Нет, нет и нет. Все-таки убеждения, вера – это плод выбора между двумя или многими возможностями определить себя нравственно или идеологически, что подразумевает необходимость труда и жертвы – ради движения в одиночку или с меньшинством человечества. Лишь в атеистической стране могут быть настоящие верующие, и только в строго теократической – настоящие атеисты. Торжествующий атеизм способен породить не убежденных атеистов, но убежденных верующих. Те, кто пользуется готовой доктриной, на самом деле не есть ни атеисты, ни верующие, а просто никто. Проблема веры во что-то не стоит перед ними, и в этом случае они принимают вид и повторяют слова, отдавая дань социальной условности. В государстве, где в формировании убеждений нет выбора – нет убежденных людей. Они условно атеисты и условно верующие, они условно добрые, условно гуманные, они условные патриоты и условные “борцы за мир”. Их вера не имеет ничего общего с верой того, для кого действительно важны эти духовные догматы. Он иной в своей вере, и поэтому эта вера иная. Общая вера – эта вера общей, безличной, индифферентной заботы – большинства о большинстве. Одинокая вера – это вера частной, конкретной, напряженной заботы об одном или немногих, которым ничего не может дать широковещательный гуманизм. Толпа избирает общую веру, концентрируя силу. Моральный человек избирает этическую программу личной веры, облагораживаясь нелегким выбором. Сильные всегда имеют соблазн поступать мимо морали, так как не нуждаются в льготах, предоставляемых ею душе. Они не озабочены чувствами, которые мечтали бы видеть направленными на себя, как делают несчастные и одинокие. На их глаза не навертываются слезы. Мораль – прерогатива незащищенных одиночек, которые не принимают возможности усиления за счет объединения с большинством, чья мораль есть уже не мораль, но закон. Как нормативная вера есть безверие, так и нормативная мораль есть лицемерие.

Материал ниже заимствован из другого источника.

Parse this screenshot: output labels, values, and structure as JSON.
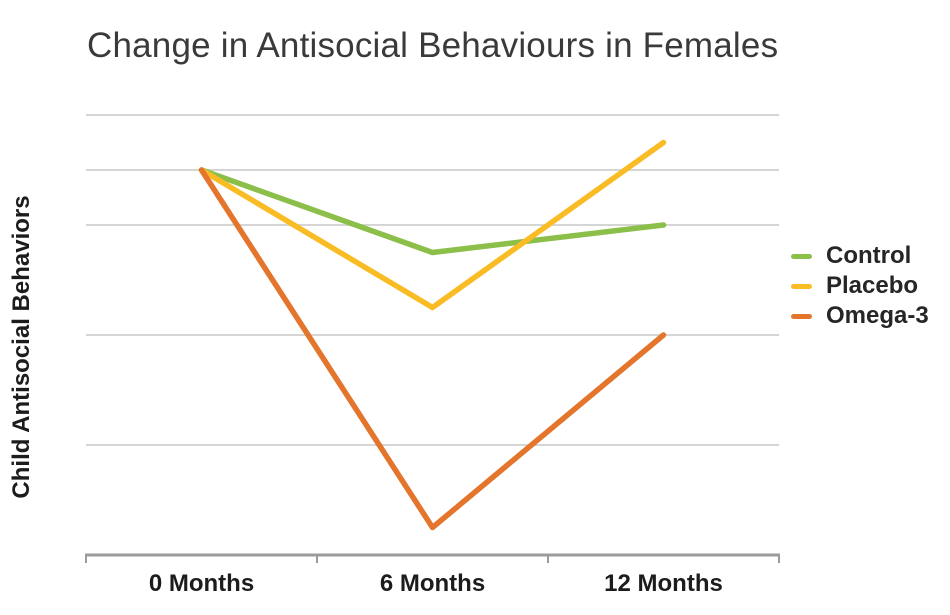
{
  "colors": {
    "background": "#ffffff",
    "gridline": "#d5d5d5",
    "axis": "#9b9b9b",
    "title_text": "#3a3a3a",
    "label_text": "#1c1c1c",
    "legend_text": "#262626",
    "control_green": "#8cbf4a",
    "placebo_yellow": "#f9bc24",
    "omega3_orange": "#e4752c"
  },
  "chart_data": {
    "type": "line",
    "title": "Change in Antisocial Behaviours in Females",
    "xlabel": "",
    "ylabel": "Child Antisocial Behaviors",
    "categories": [
      "0 Months",
      "6 Months",
      "12 Months"
    ],
    "series": [
      {
        "name": "Control",
        "color": "#8cbf4a",
        "values": [
          7.0,
          5.5,
          6.0
        ]
      },
      {
        "name": "Placebo",
        "color": "#f9bc24",
        "values": [
          7.0,
          4.5,
          7.5
        ]
      },
      {
        "name": "Omega-3",
        "color": "#e4752c",
        "values": [
          7.0,
          0.5,
          4.0
        ]
      }
    ],
    "ylim": [
      0,
      8.4
    ],
    "yticks_labeled": false,
    "gridlines_y": [
      8.0,
      7.0,
      6.0,
      4.0,
      2.0
    ],
    "grid": "horizontal",
    "legend_position": "right",
    "legend_entries": [
      "Control",
      "Placebo",
      "Omega-3"
    ]
  }
}
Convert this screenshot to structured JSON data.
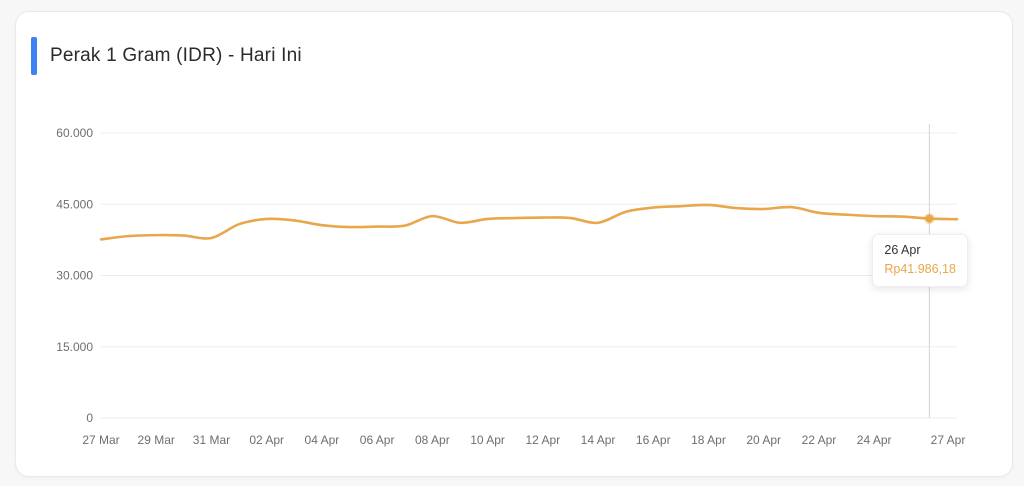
{
  "page": {
    "background": "#f7f7f7"
  },
  "card": {
    "accent_color": "#3d82f4",
    "title": "Perak 1 Gram (IDR) - Hari Ini"
  },
  "chart_data": {
    "type": "line",
    "title": "Perak 1 Gram (IDR) - Hari Ini",
    "line_color": "#e9a64a",
    "grid": "horizontal-only",
    "legend": "none",
    "ylim": [
      0,
      60000
    ],
    "y_ticks": [
      {
        "value": 60000,
        "label": "60.000"
      },
      {
        "value": 45000,
        "label": "45.000"
      },
      {
        "value": 30000,
        "label": "30.000"
      },
      {
        "value": 15000,
        "label": "15.000"
      },
      {
        "value": 0,
        "label": "0"
      }
    ],
    "x_ticks": [
      {
        "label": "27 Mar",
        "day": 0
      },
      {
        "label": "29 Mar",
        "day": 2
      },
      {
        "label": "31 Mar",
        "day": 4
      },
      {
        "label": "02 Apr",
        "day": 6
      },
      {
        "label": "04 Apr",
        "day": 8
      },
      {
        "label": "06 Apr",
        "day": 10
      },
      {
        "label": "08 Apr",
        "day": 12
      },
      {
        "label": "10 Apr",
        "day": 14
      },
      {
        "label": "12 Apr",
        "day": 16
      },
      {
        "label": "14 Apr",
        "day": 18
      },
      {
        "label": "16 Apr",
        "day": 20
      },
      {
        "label": "18 Apr",
        "day": 22
      },
      {
        "label": "20 Apr",
        "day": 24
      },
      {
        "label": "22 Apr",
        "day": 26
      },
      {
        "label": "24 Apr",
        "day": 28
      },
      {
        "label": "27 Apr",
        "day": 31
      }
    ],
    "x": [
      "27 Mar",
      "28 Mar",
      "29 Mar",
      "30 Mar",
      "31 Mar",
      "01 Apr",
      "02 Apr",
      "03 Apr",
      "04 Apr",
      "05 Apr",
      "06 Apr",
      "07 Apr",
      "08 Apr",
      "09 Apr",
      "10 Apr",
      "11 Apr",
      "12 Apr",
      "13 Apr",
      "14 Apr",
      "15 Apr",
      "16 Apr",
      "17 Apr",
      "18 Apr",
      "19 Apr",
      "20 Apr",
      "21 Apr",
      "22 Apr",
      "23 Apr",
      "24 Apr",
      "25 Apr",
      "26 Apr",
      "27 Apr"
    ],
    "series": [
      {
        "name": "Perak 1 Gram (IDR)",
        "values": [
          37600,
          38300,
          38500,
          38400,
          37900,
          40800,
          41900,
          41600,
          40600,
          40200,
          40300,
          40500,
          42500,
          41100,
          41900,
          42100,
          42200,
          42100,
          41100,
          43400,
          44300,
          44600,
          44850,
          44200,
          44000,
          44400,
          43200,
          42800,
          42500,
          42400,
          41986.18,
          41850
        ]
      }
    ]
  },
  "tooltip": {
    "point_index": 30,
    "date": "26 Apr",
    "value": "Rp41.986,18",
    "value_color": "#e9a64a"
  }
}
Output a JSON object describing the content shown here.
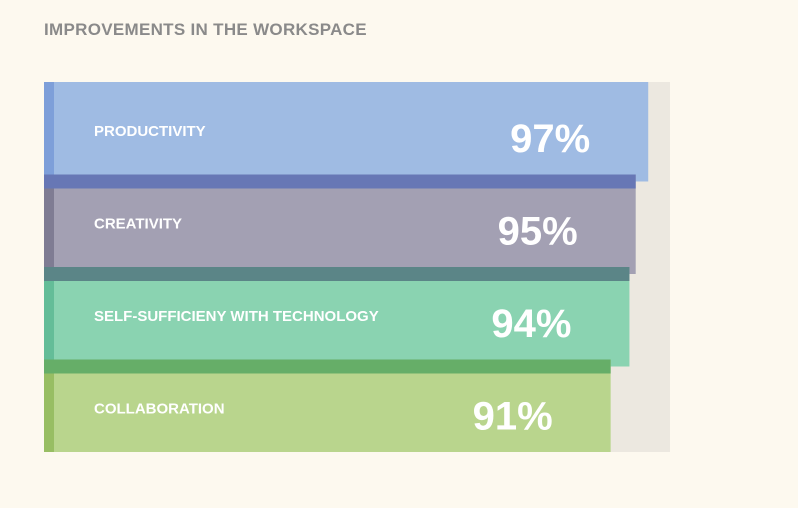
{
  "page": {
    "title": "IMPROVEMENTS IN THE WORKSPACE"
  },
  "chart_data": {
    "type": "bar",
    "orientation": "horizontal",
    "title": "IMPROVEMENTS IN THE WORKSPACE",
    "categories": [
      "PRODUCTIVITY",
      "CREATIVITY",
      "SELF-SUFFICIENY WITH TECHNOLOGY",
      "COLLABORATION"
    ],
    "values": [
      97,
      95,
      94,
      91
    ],
    "value_labels": [
      "97%",
      "95%",
      "94%",
      "91%"
    ],
    "xlim": [
      0,
      100
    ],
    "colors": {
      "fill": [
        "#9fbbe3",
        "#a3a0b3",
        "#8ad3b1",
        "#b9d58d"
      ],
      "edge": [
        "#7e9fd9",
        "#7f7c93",
        "#64bd98",
        "#98be63"
      ],
      "seam": [
        "#6777b5",
        "#5b8587",
        "#66ae68"
      ],
      "track": "#ece8e0",
      "track_seam": "#dedad2"
    }
  }
}
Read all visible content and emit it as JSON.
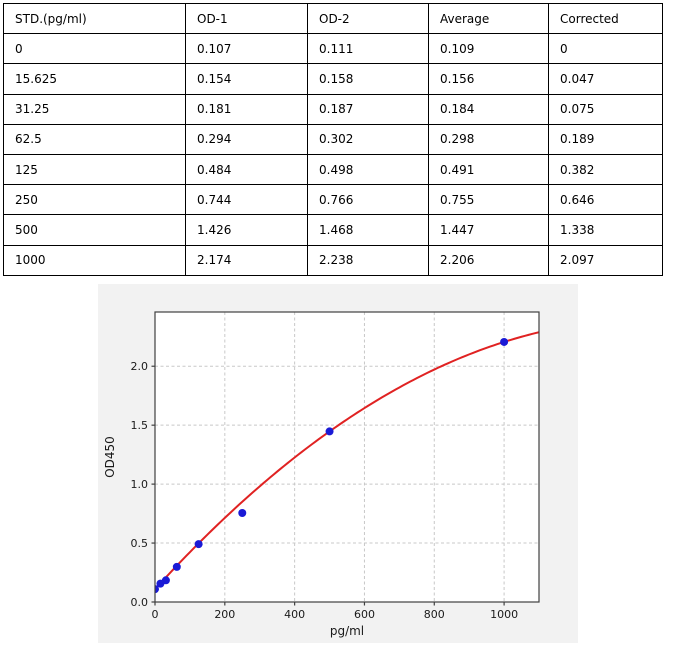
{
  "table": {
    "headers": [
      "STD.(pg/ml)",
      "OD-1",
      "OD-2",
      "Average",
      "Corrected"
    ],
    "rows": [
      [
        "0",
        "0.107",
        "0.111",
        "0.109",
        "0"
      ],
      [
        "15.625",
        "0.154",
        "0.158",
        "0.156",
        "0.047"
      ],
      [
        "31.25",
        "0.181",
        "0.187",
        "0.184",
        "0.075"
      ],
      [
        "62.5",
        "0.294",
        "0.302",
        "0.298",
        "0.189"
      ],
      [
        "125",
        "0.484",
        "0.498",
        "0.491",
        "0.382"
      ],
      [
        "250",
        "0.744",
        "0.766",
        "0.755",
        "0.646"
      ],
      [
        "500",
        "1.426",
        "1.468",
        "1.447",
        "1.338"
      ],
      [
        "1000",
        "2.174",
        "2.238",
        "2.206",
        "2.097"
      ]
    ]
  },
  "chart_data": {
    "type": "scatter",
    "title": "",
    "xlabel": "pg/ml",
    "ylabel": "OD450",
    "x": [
      0,
      15.625,
      31.25,
      62.5,
      125,
      250,
      500,
      1000
    ],
    "y": [
      0.109,
      0.156,
      0.184,
      0.298,
      0.491,
      0.755,
      1.447,
      2.206
    ],
    "xlim": [
      0,
      1100
    ],
    "ylim": [
      0,
      2.46
    ],
    "x_ticks": [
      0,
      200,
      400,
      600,
      800,
      1000
    ],
    "y_ticks": [
      0.0,
      0.5,
      1.0,
      1.5,
      2.0
    ],
    "grid": true,
    "grid_style": "dashed",
    "legend_position": "none",
    "fit_curve": {
      "type": "quadratic",
      "coefficients": [
        0.109,
        0.003255,
        -1.158e-06
      ],
      "x_range": [
        0,
        1100
      ]
    },
    "colors": {
      "point": "#1a1ad6",
      "curve": "#e02222",
      "figure_bg": "#f2f2f2",
      "plot_bg": "#ffffff",
      "grid": "#c8c8c8",
      "spine": "#404040",
      "text": "#1a1a1a"
    }
  }
}
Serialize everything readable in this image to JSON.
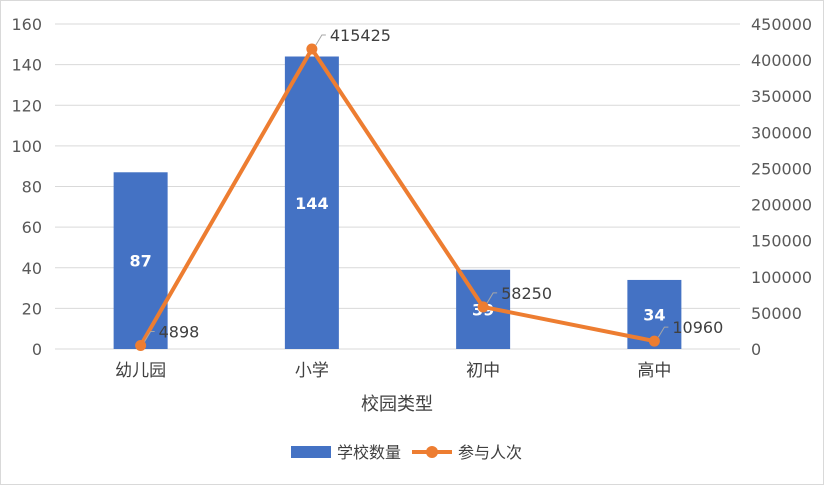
{
  "chart_data": {
    "type": "bar",
    "title": "",
    "xlabel": "校园类型",
    "categories": [
      "幼儿园",
      "小学",
      "初中",
      "高中"
    ],
    "series": [
      {
        "name": "学校数量",
        "type": "bar",
        "axis": "left",
        "values": [
          87,
          144,
          39,
          34
        ],
        "color": "#4472C4"
      },
      {
        "name": "参与人次",
        "type": "line",
        "axis": "right",
        "values": [
          4898,
          415425,
          58250,
          10960
        ],
        "color": "#ED7D31"
      }
    ],
    "ylim_left": [
      0,
      160
    ],
    "ylim_right": [
      0,
      450000
    ],
    "yticks_left": [
      "0",
      "20",
      "40",
      "60",
      "80",
      "100",
      "120",
      "140",
      "160"
    ],
    "yticks_right": [
      "0",
      "50000",
      "100000",
      "150000",
      "200000",
      "250000",
      "300000",
      "350000",
      "400000",
      "450000"
    ],
    "grid": true,
    "legend_position": "bottom"
  }
}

Не люблю, когда человек – это одно самоедство, когда моралью он унифицирует себя с другими. Когда традиционные добродетели он предпочитает собственным, непонятным окружающим достоинствам. Никто не бывает одинаково хорош на всех поприщах. Умение в одном вредит умению в другом. Вместо усердия в исправлении одного недостатка, следовало бы развить то, в чем ты лучше других.
Можно возразить, что те, предшествовавшие нам поколения, ужаснее которых ничего нельзя себе представить, и были выращены в полном равнодушии к морали, при неупотреблении таких слов, как честь, благородство, милосердие. Им были известны лишь слова труд, равенство и героизм. И вот они выросли такими, какими они выросли, равнодушные не только к морали, но и к труду, и к равенству, и к героизму. Вот именно, отвечу я. Мы выросли в окружении все тех же слов, при нас так же хранили молчание о двух третях человеческого словаря, об этих самых благородстве и милосердии. Однако насколько мы неразрешимо ими озабочены (во всяком случае, в теоретическом плане). Почему?
Весь смысл жизни моего поколения – учиться великому приобретению благородства жеста и мысли. Мое поколение, по-видимому, последнее, признающее иллюзию разделения души и тела. Следующее, кроссовочно-канареечное поколение – свободно от этого предрассудка. Они – более эмансипированны, белее европейцы, облегченно-нефилософичные искатели радости и полноты бытия. Может быть, я и не уеду, чтобы не потеряться со своим поколением.
Теперь трудно найти, трудно отличить в толпе мое поколение. Поэтому я и хочу восстановить его образ.

– Представляете, – обрушилась Маша, едва мы вошли в дом, – мы вчера чуть было не утонули в метро!..
Я знаю эту историю, я сам в ней участвовал. Маша рассказывает, я – пишу.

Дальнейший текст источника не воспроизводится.